On allait désormais vers l'hiver. Contrairement à
ce que redoutait Tanithkara, les hordes haaniennes n'avaient pas
déferlé sur la Nauryah à l'automne. Peut-être ses paroles
avaient-elles porté. Mais la raison était sans doute ailleurs. Dans
tous les royaumes, les crimes et les exactions des Haaniens avaient
suscité beaucoup de mécontentement, et de véritables guerres
civiles s'étaient déclarées dans plusieurs cités. Valherme
elle-même était touchée. Seule Malhanga, la ville la plus
septentrionale, et alliée de Marakha, connaissait encore une paix
relative. Là-bas aussi, de nombreux Hosyrhiens avaient trouvé
refuge. Mais les fuyards étaient surtout composés de prêtres du
Soleil réfractaires au dieu Haan et qui, comme les Hosyrhiens,
avaient payé un lourd tribut à la vindicte des fanatiques. Là-bas,
la divinité solaire portait le nom de Rahâ.
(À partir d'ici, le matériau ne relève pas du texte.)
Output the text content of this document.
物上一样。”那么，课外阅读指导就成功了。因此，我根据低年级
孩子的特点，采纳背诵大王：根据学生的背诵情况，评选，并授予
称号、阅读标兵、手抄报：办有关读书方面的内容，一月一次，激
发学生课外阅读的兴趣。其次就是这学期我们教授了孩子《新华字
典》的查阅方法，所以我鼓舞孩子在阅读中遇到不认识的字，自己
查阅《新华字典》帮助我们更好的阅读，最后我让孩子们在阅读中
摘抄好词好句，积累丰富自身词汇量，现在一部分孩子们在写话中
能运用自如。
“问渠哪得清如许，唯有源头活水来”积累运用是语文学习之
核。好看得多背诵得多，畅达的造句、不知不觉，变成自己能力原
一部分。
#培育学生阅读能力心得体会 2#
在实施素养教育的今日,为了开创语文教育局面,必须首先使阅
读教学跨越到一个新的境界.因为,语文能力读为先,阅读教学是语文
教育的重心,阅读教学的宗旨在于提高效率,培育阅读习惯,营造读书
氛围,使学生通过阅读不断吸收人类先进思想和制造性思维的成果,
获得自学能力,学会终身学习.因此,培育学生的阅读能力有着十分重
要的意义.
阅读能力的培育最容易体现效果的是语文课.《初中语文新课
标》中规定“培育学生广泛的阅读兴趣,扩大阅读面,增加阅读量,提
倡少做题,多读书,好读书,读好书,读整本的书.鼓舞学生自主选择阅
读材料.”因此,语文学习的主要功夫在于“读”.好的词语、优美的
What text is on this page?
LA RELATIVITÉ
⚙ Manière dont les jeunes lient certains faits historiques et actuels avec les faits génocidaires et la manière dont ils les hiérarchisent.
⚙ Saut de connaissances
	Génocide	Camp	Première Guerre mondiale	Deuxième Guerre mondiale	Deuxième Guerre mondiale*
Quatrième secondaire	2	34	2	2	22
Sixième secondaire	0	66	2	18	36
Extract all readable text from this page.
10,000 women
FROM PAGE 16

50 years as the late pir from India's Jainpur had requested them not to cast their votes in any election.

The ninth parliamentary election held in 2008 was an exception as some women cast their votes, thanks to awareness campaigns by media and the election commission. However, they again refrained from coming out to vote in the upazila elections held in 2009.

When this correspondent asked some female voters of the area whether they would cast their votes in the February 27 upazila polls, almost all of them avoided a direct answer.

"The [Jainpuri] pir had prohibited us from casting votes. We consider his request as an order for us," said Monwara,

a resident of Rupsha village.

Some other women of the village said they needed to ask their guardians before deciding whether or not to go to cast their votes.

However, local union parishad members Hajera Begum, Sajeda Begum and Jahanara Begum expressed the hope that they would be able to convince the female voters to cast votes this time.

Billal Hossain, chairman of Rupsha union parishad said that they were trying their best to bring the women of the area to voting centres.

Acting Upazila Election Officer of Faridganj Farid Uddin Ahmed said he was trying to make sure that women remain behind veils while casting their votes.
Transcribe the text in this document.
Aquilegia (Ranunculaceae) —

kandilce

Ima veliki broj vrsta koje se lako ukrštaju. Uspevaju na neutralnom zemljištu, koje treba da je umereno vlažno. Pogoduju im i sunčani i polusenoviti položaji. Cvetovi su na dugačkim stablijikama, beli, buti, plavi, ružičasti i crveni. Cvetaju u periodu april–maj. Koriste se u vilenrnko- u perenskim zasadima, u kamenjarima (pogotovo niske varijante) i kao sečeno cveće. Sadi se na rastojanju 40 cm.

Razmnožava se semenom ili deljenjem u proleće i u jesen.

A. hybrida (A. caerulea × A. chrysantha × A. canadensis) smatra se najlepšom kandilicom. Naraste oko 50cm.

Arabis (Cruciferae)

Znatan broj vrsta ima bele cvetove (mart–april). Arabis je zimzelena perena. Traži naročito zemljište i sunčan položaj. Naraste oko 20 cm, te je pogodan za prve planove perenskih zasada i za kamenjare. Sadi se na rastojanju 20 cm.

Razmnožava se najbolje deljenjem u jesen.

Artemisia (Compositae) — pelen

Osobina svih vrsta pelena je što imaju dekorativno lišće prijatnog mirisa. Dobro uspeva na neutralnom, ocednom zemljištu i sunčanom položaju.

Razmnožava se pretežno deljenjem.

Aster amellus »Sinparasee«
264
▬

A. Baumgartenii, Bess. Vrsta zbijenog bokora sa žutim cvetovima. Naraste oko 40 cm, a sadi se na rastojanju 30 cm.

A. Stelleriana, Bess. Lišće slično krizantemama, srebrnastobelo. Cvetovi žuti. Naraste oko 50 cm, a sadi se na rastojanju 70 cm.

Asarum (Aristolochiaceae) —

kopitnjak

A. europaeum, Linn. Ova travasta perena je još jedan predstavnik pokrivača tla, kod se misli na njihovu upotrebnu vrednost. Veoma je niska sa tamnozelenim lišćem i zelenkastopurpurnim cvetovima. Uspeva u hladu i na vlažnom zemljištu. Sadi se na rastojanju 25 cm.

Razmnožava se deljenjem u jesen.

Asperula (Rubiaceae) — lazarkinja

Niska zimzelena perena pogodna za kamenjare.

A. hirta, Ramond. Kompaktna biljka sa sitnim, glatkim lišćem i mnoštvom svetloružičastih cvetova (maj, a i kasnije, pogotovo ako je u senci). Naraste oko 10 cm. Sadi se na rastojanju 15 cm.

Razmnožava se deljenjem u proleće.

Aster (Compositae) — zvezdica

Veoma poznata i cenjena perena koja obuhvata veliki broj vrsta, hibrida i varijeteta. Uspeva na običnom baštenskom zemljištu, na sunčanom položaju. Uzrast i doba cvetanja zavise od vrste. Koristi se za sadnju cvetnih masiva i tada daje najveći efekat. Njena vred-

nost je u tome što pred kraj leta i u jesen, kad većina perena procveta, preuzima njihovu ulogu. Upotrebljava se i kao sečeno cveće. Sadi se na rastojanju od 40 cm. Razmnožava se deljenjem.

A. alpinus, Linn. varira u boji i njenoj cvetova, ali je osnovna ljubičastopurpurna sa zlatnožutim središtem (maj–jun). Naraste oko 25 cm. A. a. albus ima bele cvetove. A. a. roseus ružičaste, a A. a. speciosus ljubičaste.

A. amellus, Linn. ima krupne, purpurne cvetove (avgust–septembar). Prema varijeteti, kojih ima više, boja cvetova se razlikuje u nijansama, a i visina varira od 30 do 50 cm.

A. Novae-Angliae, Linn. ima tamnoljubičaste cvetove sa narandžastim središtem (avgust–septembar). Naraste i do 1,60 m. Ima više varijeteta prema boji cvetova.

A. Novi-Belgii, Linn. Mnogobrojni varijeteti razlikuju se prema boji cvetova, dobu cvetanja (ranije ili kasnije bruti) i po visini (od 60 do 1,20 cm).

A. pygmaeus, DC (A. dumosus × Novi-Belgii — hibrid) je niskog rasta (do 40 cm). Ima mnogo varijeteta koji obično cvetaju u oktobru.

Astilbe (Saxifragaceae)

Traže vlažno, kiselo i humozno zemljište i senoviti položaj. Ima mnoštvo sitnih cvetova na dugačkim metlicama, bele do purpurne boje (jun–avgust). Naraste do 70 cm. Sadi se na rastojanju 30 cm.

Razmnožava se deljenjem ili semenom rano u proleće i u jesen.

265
A Marakha, les travaux avançaient. La
totalité de la cité s'était mise au travail. Un premier contingent
de population, sous le commandement du capitaine Madhyar, avait
quitté l'Hedeen pour Avalon. Il emportait essentiellement des
femmes et des enfants, ainsi qu'une petite escouade de chasseurs
pour les protéger. Il fallait profiter de la clémence relative du
temps avant les grandes tempêtes hivernales, qui interdiraient tout
voyage. Tanithkara avait ainsi déjà pu sauver près d'un tiers de la
population. La moitié des navires avaient quitté Marakha. Ils
devaient revenir à l'été suivant. Le reste des bateaux avait été
tiré à l'abri sur la grève ou
dans les hangars, tout comme la trentaine de dirigeables qu'on
avait réussi à rassembler.
Il fallut moins d'un mois aux Marakhéens pour
construire un rempart de bois capable de résister à un assaut
ennemi. Les forêts alentour avaient été sacrifiées, mais c'était le
prix à payer pour tenir jusqu'à l'été, époque à laquelle on
pourrait enfin partir définitivement. Il fallait en effet attendre
que les moissons soient récoltées pour emporter un maximum de
vivres.
L'hiver fut encore plus rude que le précédent. Dès
le milieu de l'automne, une série de tempêtes de neige et de glace
s'abattit sur le continent, accentuant encore les disettes qui
frappaient les royaumes du Sud. A Marakha même, les vivres
furent rationnés et distribués avec équité. Les petits bateaux de
pêche profitaient de la moindre accalmie pour sortir. Parfois, l'un
d'eux ne revenait pas.
Puis la neige tomba sans discontinuer pendant
quinze jours et recouvrit le pays d'un manteau glacial, sur lequel
un blizzard violent hurlait en permanence. Si le spectre d'une
guerre était écarté, car il était impossible de mener une campagne
dans des conditions climatiques aussi extrêmes, il fallait
néanmoins lutter contre le froid qui s'infiltrait partout, contre
les coups de boutoir des bourrasques qui semblaient vouloir jeter
les bâtiments à bas. On devait aussi économiser sur le bois, dont
une grande quantité avait été utilisée pour la construction de la
palissade. Heureusement, la plupart des enfants, plus fragiles,
étaient partis.
Il ne se passait pas un seul jour sans que
Tanithkara ne songe à eux. Elle n'avait aucun moyen de savoir s'ils
étaient arrivés à bon port. Le capitaine Madhyar était un excellent
marin, mais la flotte comportait plus de cent navires. Comment
parvenir à gérer un tel convoi ? Surtout si une tempête
s'était déclarée.
Les mois d'hiver furent plus longs encore qu'à
l'accoutumée. Les plus faibles n'y résistèrent pas. Le roi Khaldyr
s'éteignit ainsi doucement, entouré de l'affection de son peuple.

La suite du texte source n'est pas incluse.